Les yeux reptiliens de Pyros ne paraissaient pas capables de produire la moindre larme. Pourtant, Firo était convaincu que ceux-ci brillaient d’une profonde tristesse. La respiration du dragon se faisait plus lourde, ses membres plus mous, sa prestance de plus en plus absente. Le jeune homme comprit rapidement que l’animal souffrait autant que lui à cause de leur lien émotionnel. Sans que Pyros n’ait conscience de l’origine de ses maux, la mélancolie l’avait terrassé.

Le jeune humain rampa le long de la bête et vint se blottir contre son ventre. Si Pyros devait porter son fardeau, Firo pouvait aussi partager de l’empathie. Et la proximité de son dragon le réconfortait. Il ressentait l’affection que lui portait la créature, sans réellement le connaître, et s’en servit pour remonter son moral autant que celui de Pyros.

Firo posa sa tête contre le ventre du dragon et écouta les lents mouvements de ses poumons. Un puissant mais agréable ronronnement résonna à travers ses oreilles jusque contre sa poitrine ; un son qui invoqua une sensation de calme et de plénitude dans son cœur. Il se mit à caresser les écailles de son familier, à la texture bien plus douce et lisse que ce qu’il avait imaginé.

Pyros, lui aussi soulagé, s’enroula autour de son dragonnier et le couvrit d’une de ses ailes. Il laissa quelques minutes au garçon pour se détendre complètement dans la chaleur et la protection que lui offraient son immense corps, avant de réapparaître à travers le lien mental qui les unissaient :

« Firo, demanda-t-il d’une voix berceuse. Qui était Gao ?

— C’était mon frère, chuchota-t-il, ne faisant plus attention à communiquer seulement via son esprit.

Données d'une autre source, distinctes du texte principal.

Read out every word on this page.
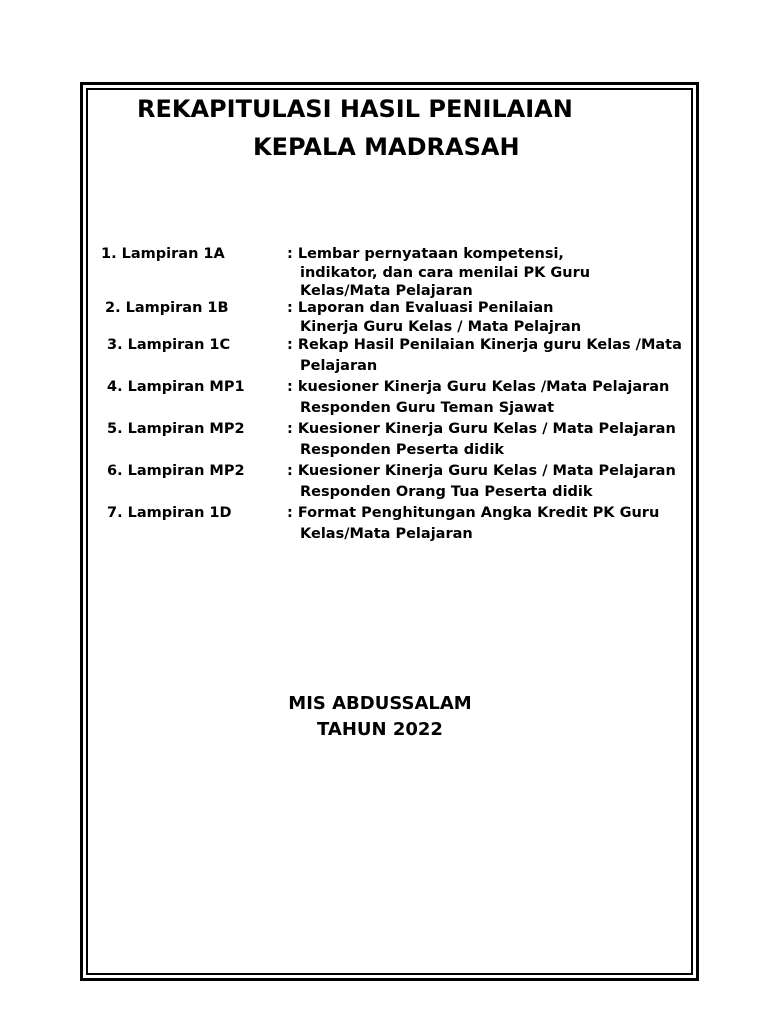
REKAPITULASI HASIL PENILAIAN
KEPALA MADRASAH
1. Lampiran 1A	: Lembar pernyataan kompetensi,
indikator, dan cara menilai PK Guru
Kelas/Mata Pelajaran
2. Lampiran 1B	: Laporan dan Evaluasi Penilaian
Kinerja Guru Kelas / Mata Pelajran
3. Lampiran 1C	: Rekap Hasil Penilaian Kinerja guru Kelas /Mata
Pelajaran
4. Lampiran MP1	: kuesioner Kinerja Guru Kelas /Mata Pelajaran
Responden Guru Teman Sjawat
5. Lampiran MP2	: Kuesioner Kinerja Guru Kelas / Mata Pelajaran
Responden Peserta didik
6. Lampiran MP2	: Kuesioner Kinerja Guru Kelas / Mata Pelajaran
Responden Orang Tua Peserta didik
7. Lampiran 1D	: Format Penghitungan Angka Kredit PK Guru
Kelas/Mata Pelajaran
MIS ABDUSSALAM
TAHUN 2022
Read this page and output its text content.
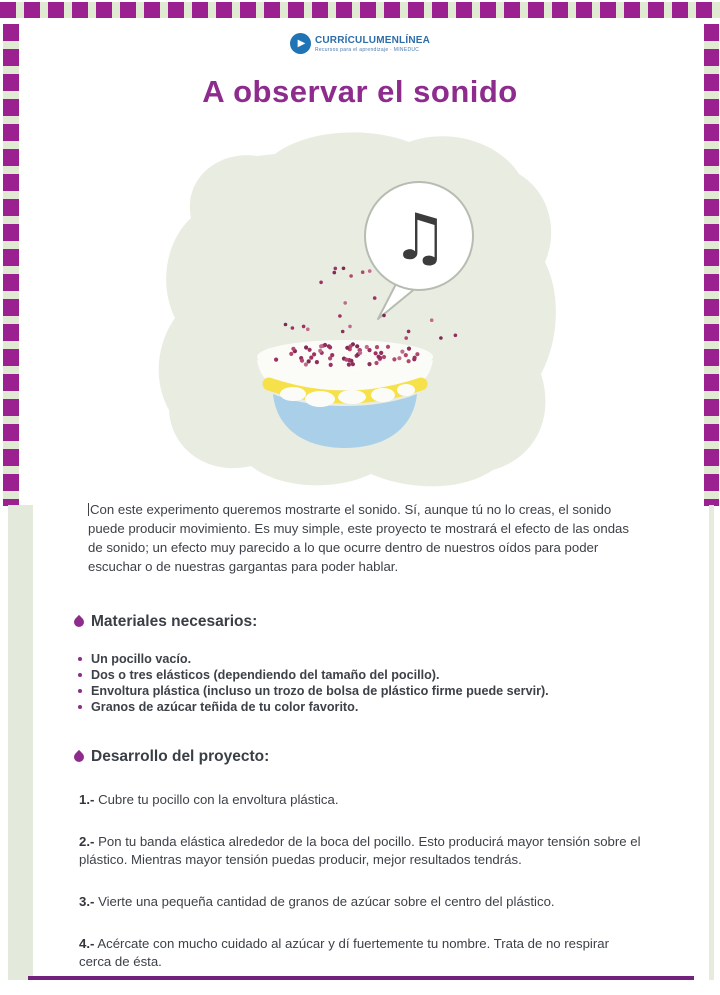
▶ CURRÍCULUMENLÍNEA
Recursos para el aprendizaje · MINEDUC
A observar el sonido
♫

Con este experimento queremos mostrarte el sonido. Sí, aunque tú no lo creas, el sonido puede producir movimiento. Es muy simple, este proyecto te mostrará el efecto de las ondas de sonido; un efecto muy parecido a lo que ocurre dentro de nuestros oídos para poder escuchar o de nuestras gargantas para poder hablar.

Materiales necesarios:
Un pocillo vacío.
Dos o tres elásticos (dependiendo del tamaño del pocillo).
Envoltura plástica (incluso un trozo de bolsa de plástico firme puede servir).
Granos de azúcar teñida de tu color favorito.
Desarrollo del proyecto:

1.- Cubre tu pocillo con la envoltura plástica.

2.- Pon tu banda elástica alrededor de la boca del pocillo. Esto producirá mayor tensión sobre el plástico. Mientras mayor tensión puedas producir, mejor resultados tendrás.

3.- Vierte una pequeña cantidad de granos de azúcar sobre el centro del plástico.

4.- Acércate con mucho cuidado al azúcar y dí fuertemente tu nombre. Trata de no respirar cerca de ésta.
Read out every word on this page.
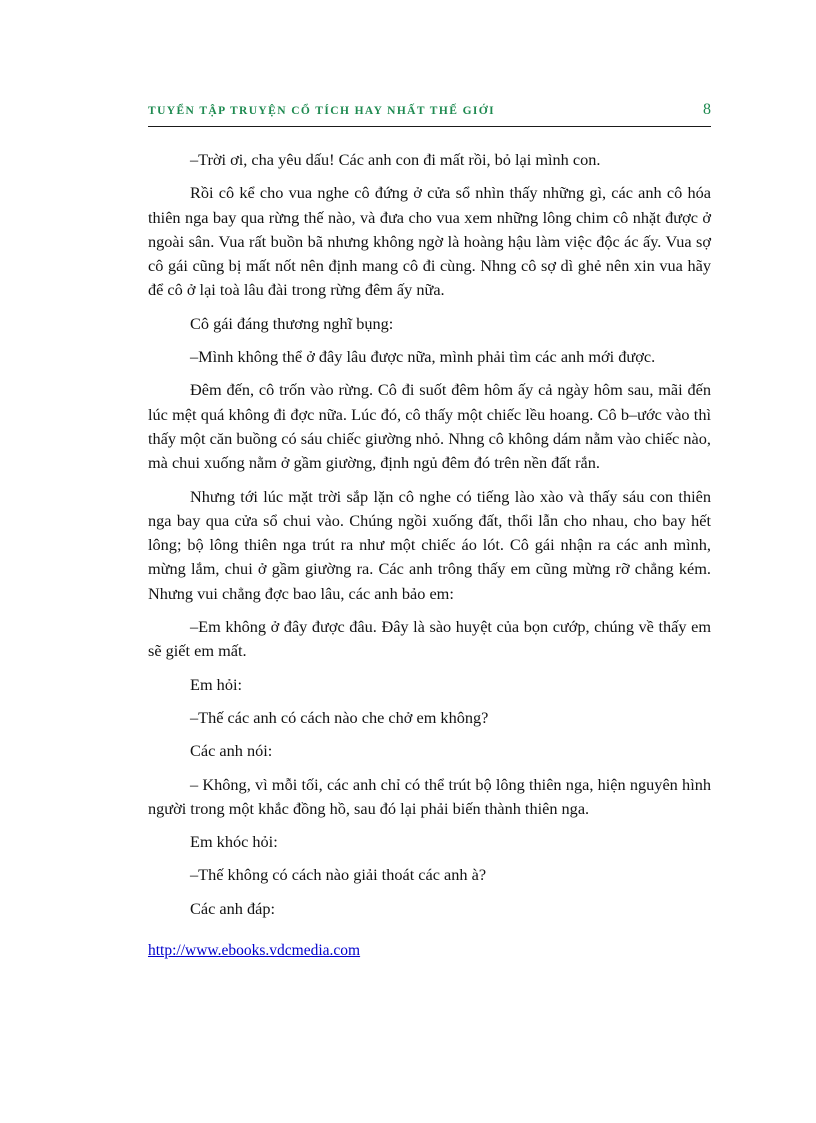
TUYỂN TẬP TRUYỆN CỔ TÍCH HAY NHẤT THẾ GIỚI	8

–Trời ơi, cha yêu dấu! Các anh con đi mất rồi, bỏ lại mình con.

Rồi cô kể cho vua nghe cô đứng ở cửa sổ nhìn thấy những gì, các anh cô hóa thiên nga bay qua rừng thế nào, và đưa cho vua xem những lông chim cô nhặt được ở ngoài sân. Vua rất buồn bã nhưng không ngờ là hoàng hậu làm việc độc ác ấy. Vua sợ cô gái cũng bị mất nốt nên định mang cô đi cùng. Nhng cô sợ dì ghẻ nên xin vua hãy để cô ở lại toà lâu đài trong rừng đêm ấy nữa.

Cô gái đáng thương nghĩ bụng:

–Mình không thể ở đây lâu được nữa, mình phải tìm các anh mới được.

Đêm đến, cô trốn vào rừng. Cô đi suốt đêm hôm ấy cả ngày hôm sau, mãi đến lúc mệt quá không đi đợc nữa. Lúc đó, cô thấy một chiếc lều hoang. Cô b–ước vào thì thấy một căn buồng có sáu chiếc giường nhỏ. Nhng cô không dám nằm vào chiếc nào, mà chui xuống nằm ở gầm giường, định ngủ đêm đó trên nền đất rắn.

Nhưng tới lúc mặt trời sắp lặn cô nghe có tiếng lào xào và thấy sáu con thiên nga bay qua cửa sổ chui vào. Chúng ngồi xuống đất, thổi lẫn cho nhau, cho bay hết lông; bộ lông thiên nga trút ra như một chiếc áo lót. Cô gái nhận ra các anh mình, mừng lắm, chui ở gầm giường ra. Các anh trông thấy em cũng mừng rỡ chẳng kém. Nhưng vui chẳng đợc bao lâu, các anh bảo em:

–Em không ở đây được đâu. Đây là sào huyệt của bọn cướp, chúng về thấy em sẽ giết em mất.

Em hỏi:

–Thế các anh có cách nào che chở em không?

Các anh nói:

– Không, vì mỗi tối, các anh chỉ có thể trút bộ lông thiên nga, hiện nguyên hình người trong một khắc đồng hồ, sau đó lại phải biến thành thiên nga.

Em khóc hỏi:

–Thế không có cách nào giải thoát các anh à?

Các anh đáp:

http://www.ebooks.vdcmedia.com
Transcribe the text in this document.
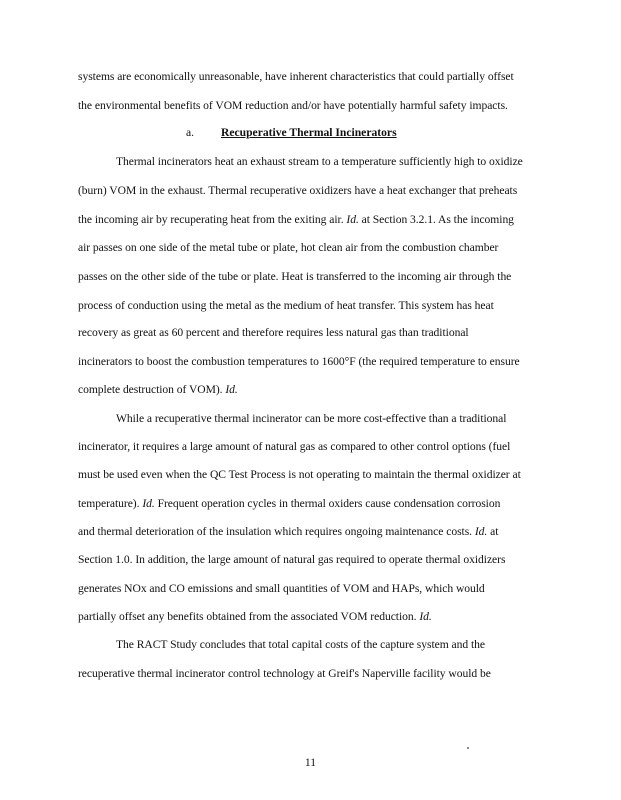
systems are economically unreasonable, have inherent characteristics that could partially offset
the environmental benefits of VOM reduction and/or have potentially harmful safety impacts.
a. Recuperative Thermal Incinerators
Thermal incinerators heat an exhaust stream to a temperature sufficiently high to oxidize
(burn) VOM in the exhaust. Thermal recuperative oxidizers have a heat exchanger that preheats
the incoming air by recuperating heat from the exiting air. Id. at Section 3.2.1. As the incoming
air passes on one side of the metal tube or plate, hot clean air from the combustion chamber
passes on the other side of the tube or plate. Heat is transferred to the incoming air through the
process of conduction using the metal as the medium of heat transfer. This system has heat
recovery as great as 60 percent and therefore requires less natural gas than traditional
incinerators to boost the combustion temperatures to 1600°F (the required temperature to ensure
complete destruction of VOM). Id.
While a recuperative thermal incinerator can be more cost-effective than a traditional
incinerator, it requires a large amount of natural gas as compared to other control options (fuel
must be used even when the QC Test Process is not operating to maintain the thermal oxidizer at
temperature). Id. Frequent operation cycles in thermal oxiders cause condensation corrosion
and thermal deterioration of the insulation which requires ongoing maintenance costs. Id. at
Section 1.0. In addition, the large amount of natural gas required to operate thermal oxidizers
generates NOx and CO emissions and small quantities of VOM and HAPs, which would
partially offset any benefits obtained from the associated VOM reduction. Id.
The RACT Study concludes that total capital costs of the capture system and the
recuperative thermal incinerator control technology at Greif's Naperville facility would be
11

— Je comprends mieux. Je sens tout l’amour qu’il y avait entre vous. Je suis désolé, pour son décès. Je te promets que je ferai tout pour t’aider à découvrir ce qu’il lui est arrivé. Je t’apprendrai à te battre, à te défendre et à défendre ceux que tu aimes.

— Ça n’a plus d’importance, souffla Firo alors que des larmes ruisselaient sur ses joues et la peau de son dragon. Je serai mort dans quelques jours, de toute façon. »

Pyros releva son aile et redressa son museau pour faire face au visage de son humain. Celui-ci compléta alors :

« Tu es peut-être un Dragon Immortel, mais moi, j’ai besoin de boire et me nourrir pour survivre. Et vu que je suis coincé dans cette grotte pour au moins deux mois, autant dire que je n’ai aucune chance de m’en sortir…

— Tu ne vas pas mourir ici, assura Pyros avec une grimace faisant penser à un large sourire. Je te montrerai. Mais pour l’instant, je pense que tu as surtout besoin de repos. »

Rasséréné, Firo ferma les yeux lorsque l’aile tiède et légère se reposa sur son corps frêle. Il ne lui fallut que quelques instants pour s’endormir.